Nos unimos aos vorrampes e fageines restantes, cheios de restos de aurium dentro dos seus corpos leitosos para que não nos esquecêssemos do que eles eram capazes de fazer. Seguimos pelos corredores vazio até um dos salões principais do palácio, onde ficava a mesa em que um dia conversamos com o metriona e fomos prometidos uma vitória que nunca chegou.

E, no pináculo daquele palácio, à ponta da mesa, estava o metriona, nos observando como se tivesse aguardado nosso retorno desde que partimos. Ele estava sozinho e desarmado, talvez porque não precisasse de nada além do seu poder intrínseco para nos destruir; talvez porque estivesse escondendo tudo.

O metriona lentamente se levantou, um pilar de aurium que pudesse sustentar sozinho o teto desse palácio e os céus acima, suas palavras cerimoniosas irrompendo o silêncio que criamos:

– O que os trazem aqui?

E Korrok rosnou, a arma sobre as garras mirando direto no inimigo:

– Sua cabeça.

O líder dourado se sentou devagar e nos ofereceu os assentos à mesa. Mas nós não estávamos ali para negociar.

– Você deve ter se esquecido, Korrok... – Ele sibilou. – Mas eu contenho um poder que, sem mim, você nunca conseguiria recuperar...

O controle dos soldados contaminados... Soldados que seriam muito úteis para derrubar os Áulicos, caso Bleine não cumprisse com sua parte no acordo. Nossa vitória se tornava improvável demais sem o metriona.

– O que sugere? – Doxy rosnou.

– Que reestabeleçamos nossa aliança.

E, de alguma forma, aquela parecia ser a nossa melhor opção.

Mas então as palavras de Korrok irromperam o silêncio:

– Eu tenho uma ideia melhor... – E ninguém ousou falar nada, até que ele continuou: – Quando nós contaminamos a todos aqueles soldados no Distrito de Veneno, eles mudaram de lealdade tão fácil... E tão rápido se tornaram leais a você... – Encarei o vorrampe, curioso para saber onde ele queria chegar com aquilo. – Então fiquei me perguntando... Quão fácil seria passá-la para mim?

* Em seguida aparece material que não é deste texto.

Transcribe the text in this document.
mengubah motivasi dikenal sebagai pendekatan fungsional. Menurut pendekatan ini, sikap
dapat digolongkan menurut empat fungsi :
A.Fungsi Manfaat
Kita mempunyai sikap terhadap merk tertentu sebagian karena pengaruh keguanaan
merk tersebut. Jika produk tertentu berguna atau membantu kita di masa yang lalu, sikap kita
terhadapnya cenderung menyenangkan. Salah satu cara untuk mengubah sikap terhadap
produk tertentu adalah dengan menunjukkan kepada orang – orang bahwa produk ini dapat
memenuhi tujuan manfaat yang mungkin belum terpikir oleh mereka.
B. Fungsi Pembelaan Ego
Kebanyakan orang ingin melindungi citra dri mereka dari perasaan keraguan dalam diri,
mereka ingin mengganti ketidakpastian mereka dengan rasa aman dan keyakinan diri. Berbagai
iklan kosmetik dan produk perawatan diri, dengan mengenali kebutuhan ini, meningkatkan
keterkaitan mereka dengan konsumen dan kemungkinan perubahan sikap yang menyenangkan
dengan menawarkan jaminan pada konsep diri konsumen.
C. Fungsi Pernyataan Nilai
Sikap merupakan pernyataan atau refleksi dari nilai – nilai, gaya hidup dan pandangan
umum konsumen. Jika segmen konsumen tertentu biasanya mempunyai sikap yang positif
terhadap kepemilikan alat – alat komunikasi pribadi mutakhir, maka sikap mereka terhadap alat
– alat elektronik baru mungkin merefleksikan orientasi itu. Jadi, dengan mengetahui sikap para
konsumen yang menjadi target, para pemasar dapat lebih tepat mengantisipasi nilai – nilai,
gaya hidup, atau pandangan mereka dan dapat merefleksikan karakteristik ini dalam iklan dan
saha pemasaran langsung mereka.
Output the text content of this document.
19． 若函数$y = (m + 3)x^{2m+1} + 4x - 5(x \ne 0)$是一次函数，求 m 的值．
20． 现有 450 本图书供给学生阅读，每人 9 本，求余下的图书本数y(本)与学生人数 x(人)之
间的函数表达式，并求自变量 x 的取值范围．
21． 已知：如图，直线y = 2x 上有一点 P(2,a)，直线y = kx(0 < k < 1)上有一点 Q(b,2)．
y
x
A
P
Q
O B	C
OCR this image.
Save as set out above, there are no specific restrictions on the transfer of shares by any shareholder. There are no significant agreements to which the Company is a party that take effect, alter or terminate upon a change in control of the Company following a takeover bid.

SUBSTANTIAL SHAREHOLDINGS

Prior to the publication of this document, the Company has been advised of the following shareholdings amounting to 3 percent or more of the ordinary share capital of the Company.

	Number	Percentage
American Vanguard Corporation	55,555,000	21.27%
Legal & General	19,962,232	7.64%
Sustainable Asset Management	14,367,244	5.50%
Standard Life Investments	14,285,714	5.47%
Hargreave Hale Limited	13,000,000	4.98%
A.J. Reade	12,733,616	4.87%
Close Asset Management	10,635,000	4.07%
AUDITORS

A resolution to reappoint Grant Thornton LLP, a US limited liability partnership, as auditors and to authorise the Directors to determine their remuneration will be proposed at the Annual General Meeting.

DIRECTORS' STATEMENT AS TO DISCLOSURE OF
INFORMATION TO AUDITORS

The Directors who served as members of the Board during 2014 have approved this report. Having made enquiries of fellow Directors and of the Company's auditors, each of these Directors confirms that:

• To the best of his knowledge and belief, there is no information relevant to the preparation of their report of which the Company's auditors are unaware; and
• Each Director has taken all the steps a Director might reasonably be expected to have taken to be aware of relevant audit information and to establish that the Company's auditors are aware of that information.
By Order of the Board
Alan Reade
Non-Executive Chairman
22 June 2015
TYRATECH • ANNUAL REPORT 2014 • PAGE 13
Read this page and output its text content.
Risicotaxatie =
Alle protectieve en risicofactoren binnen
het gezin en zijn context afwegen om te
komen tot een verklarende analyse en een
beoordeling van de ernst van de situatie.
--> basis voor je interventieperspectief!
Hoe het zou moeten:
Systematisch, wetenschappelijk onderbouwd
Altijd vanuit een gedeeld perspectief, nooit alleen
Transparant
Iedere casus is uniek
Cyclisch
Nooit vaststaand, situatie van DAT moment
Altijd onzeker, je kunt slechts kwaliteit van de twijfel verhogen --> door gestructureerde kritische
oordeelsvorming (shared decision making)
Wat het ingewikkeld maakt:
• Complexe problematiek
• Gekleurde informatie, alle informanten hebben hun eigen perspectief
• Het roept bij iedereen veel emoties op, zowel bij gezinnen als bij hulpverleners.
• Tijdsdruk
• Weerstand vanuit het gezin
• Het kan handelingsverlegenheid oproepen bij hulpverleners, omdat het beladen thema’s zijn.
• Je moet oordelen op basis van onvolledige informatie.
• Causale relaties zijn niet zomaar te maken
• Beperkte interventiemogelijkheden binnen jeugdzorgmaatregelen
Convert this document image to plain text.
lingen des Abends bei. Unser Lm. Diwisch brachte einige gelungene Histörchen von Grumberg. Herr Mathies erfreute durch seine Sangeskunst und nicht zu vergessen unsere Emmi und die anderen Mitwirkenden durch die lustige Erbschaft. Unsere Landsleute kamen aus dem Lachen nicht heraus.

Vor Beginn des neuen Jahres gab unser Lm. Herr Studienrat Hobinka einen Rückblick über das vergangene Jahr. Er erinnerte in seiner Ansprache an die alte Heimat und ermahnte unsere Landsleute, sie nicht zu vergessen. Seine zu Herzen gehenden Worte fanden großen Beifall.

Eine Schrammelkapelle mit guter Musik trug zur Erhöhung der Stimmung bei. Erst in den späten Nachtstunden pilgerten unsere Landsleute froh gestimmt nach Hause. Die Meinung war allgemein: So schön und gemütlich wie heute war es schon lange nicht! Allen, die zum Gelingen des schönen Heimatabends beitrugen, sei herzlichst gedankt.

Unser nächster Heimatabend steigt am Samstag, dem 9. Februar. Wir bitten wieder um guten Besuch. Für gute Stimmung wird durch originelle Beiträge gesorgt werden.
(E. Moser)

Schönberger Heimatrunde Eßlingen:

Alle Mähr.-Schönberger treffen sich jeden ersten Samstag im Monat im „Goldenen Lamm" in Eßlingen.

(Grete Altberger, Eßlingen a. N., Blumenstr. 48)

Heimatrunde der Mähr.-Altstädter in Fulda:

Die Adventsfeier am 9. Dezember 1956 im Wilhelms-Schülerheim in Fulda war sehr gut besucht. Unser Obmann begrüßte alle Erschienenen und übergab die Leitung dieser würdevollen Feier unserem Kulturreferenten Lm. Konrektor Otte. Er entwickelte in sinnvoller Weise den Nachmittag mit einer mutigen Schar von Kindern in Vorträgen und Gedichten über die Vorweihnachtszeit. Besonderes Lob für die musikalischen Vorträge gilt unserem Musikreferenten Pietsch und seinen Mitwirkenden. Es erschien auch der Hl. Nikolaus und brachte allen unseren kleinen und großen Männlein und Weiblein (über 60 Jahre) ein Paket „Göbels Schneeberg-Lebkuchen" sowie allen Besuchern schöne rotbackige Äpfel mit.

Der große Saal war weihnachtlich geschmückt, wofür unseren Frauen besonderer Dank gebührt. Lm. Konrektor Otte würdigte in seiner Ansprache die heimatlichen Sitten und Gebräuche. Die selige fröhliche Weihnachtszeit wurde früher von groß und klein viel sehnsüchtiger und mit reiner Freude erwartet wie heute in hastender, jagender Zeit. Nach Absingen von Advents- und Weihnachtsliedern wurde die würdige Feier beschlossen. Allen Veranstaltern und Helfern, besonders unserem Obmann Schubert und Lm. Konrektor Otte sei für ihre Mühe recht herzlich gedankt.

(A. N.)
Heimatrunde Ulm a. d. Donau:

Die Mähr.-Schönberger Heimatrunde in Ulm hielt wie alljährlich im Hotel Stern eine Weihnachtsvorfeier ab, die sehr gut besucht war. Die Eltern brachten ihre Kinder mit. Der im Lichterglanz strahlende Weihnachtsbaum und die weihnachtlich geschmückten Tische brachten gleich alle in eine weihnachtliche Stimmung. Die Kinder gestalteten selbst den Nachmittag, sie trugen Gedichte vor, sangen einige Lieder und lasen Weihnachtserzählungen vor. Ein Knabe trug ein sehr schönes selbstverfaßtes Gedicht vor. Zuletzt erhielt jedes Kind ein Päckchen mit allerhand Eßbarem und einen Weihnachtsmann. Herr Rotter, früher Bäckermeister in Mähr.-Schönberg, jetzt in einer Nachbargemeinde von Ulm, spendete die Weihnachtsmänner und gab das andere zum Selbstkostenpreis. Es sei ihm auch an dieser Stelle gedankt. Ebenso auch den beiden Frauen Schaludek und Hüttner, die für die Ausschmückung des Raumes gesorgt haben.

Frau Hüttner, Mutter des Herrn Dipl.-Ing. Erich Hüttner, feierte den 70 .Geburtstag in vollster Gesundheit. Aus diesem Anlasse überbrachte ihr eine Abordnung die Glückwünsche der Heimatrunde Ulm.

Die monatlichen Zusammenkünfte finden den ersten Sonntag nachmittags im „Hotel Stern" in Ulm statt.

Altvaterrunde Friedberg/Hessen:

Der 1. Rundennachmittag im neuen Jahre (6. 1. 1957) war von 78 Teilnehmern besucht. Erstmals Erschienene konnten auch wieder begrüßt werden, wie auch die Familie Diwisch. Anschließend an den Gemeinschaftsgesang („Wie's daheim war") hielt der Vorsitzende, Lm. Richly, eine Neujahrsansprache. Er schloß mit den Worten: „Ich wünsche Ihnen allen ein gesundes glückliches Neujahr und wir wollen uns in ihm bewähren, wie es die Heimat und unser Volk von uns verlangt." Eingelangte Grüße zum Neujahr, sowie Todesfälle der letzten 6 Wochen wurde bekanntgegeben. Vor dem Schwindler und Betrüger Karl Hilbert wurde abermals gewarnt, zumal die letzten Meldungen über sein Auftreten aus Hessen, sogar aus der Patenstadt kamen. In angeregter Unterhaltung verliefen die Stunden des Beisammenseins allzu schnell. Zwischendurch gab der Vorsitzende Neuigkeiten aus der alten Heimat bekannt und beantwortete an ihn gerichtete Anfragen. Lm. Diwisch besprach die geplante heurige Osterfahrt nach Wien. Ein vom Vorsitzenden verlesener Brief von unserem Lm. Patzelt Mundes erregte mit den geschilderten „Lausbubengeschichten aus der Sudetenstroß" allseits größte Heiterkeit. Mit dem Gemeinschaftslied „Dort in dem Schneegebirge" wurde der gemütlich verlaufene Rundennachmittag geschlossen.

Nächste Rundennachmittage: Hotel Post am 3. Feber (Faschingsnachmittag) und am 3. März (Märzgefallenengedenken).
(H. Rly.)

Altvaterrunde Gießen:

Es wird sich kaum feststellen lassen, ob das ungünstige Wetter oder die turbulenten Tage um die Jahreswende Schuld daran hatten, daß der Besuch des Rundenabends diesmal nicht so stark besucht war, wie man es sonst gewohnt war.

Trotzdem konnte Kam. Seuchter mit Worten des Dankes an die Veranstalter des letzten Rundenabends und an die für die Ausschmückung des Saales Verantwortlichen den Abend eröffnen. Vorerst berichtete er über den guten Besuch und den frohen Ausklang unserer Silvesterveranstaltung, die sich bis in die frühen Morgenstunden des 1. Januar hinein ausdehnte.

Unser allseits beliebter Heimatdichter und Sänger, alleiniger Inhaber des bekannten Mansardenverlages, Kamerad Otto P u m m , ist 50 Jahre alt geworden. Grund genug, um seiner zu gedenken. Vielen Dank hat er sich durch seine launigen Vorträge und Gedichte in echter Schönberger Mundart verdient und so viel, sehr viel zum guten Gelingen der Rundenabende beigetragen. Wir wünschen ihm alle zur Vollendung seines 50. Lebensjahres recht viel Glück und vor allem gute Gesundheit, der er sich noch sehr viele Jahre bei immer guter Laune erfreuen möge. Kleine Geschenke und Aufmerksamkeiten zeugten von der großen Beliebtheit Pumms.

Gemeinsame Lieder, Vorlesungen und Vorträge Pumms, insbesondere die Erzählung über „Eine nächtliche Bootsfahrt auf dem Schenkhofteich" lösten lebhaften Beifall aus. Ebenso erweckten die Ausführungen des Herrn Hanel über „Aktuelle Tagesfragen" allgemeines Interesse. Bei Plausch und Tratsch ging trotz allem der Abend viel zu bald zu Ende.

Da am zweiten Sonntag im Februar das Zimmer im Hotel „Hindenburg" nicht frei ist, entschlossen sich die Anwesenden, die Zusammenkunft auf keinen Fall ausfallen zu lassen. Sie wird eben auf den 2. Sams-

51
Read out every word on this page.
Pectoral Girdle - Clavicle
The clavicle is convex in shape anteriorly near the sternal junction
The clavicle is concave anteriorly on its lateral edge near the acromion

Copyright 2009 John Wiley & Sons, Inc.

Silêncio. Eu nem sabia que aquilo era possível.

– Existe um preço pela glória, Korrok... – A criatura sibilou, amarga. – Metrionas sabem bem disso... Há uma vida para cada quilo de aurium dessas paredes, afinal. Tantos sacrifícios para a glória de tantos outros... Porque certas mortes nos tornam mais fortes. – Me encolhi longe daquelas paredes infestadas com morte. – Nenhuma outra espécie entende o que se precisa perder para prosperar.

– Chegue logo ao ponto. – Korrok rosnou, mostrando os dentes e assumindo a postura imponente de uma fera que a qualquer momento poderia atacar.

– Para conseguir o que quer, você teria de ser contaminado.

O que?! Encarei o vorrampe; e quis socá-lo por não negar imediatamente.

As feras se estudaram na vastidão do salão. Eles eram fogo sobre uma trilha de gasolina; eram vulcão tremendo antes da erupção; eram raio descendendo pelo céu para, em um piscar de olhos, explodir.

E então Korrok proclamou:

– Que assim seja.

Ele não podia estar falando sério! Abri a boca para gritar com ele, mas um dos fageines deu um passo à frente e se manifestou antes de mim:

– Isso não estava no acor...

Então Korrok fez um movimento e disparos voaram pelo salão, quando os vorrampes atiraram contra as pupilas dos fageine e não deixaram nenhum de pé.

– O que está fazendo?! – Doxy gritou, se espremendo à parede. – Os Áulicos finalmente estavam do nosso lado!

Korrok se voltou para ela com olhos turvos de sangue.

– Eles nunca estiveram, sapiens! Nós só seriamos os próximos a ser esmagados depois do metriona! COMO SEMPRE FOMOS!

– O que você vai fazer então? – Não consegui me calar, mesmo vendo as garras e a violência nele. – Virar mais uma marionete dessa maldita doença?!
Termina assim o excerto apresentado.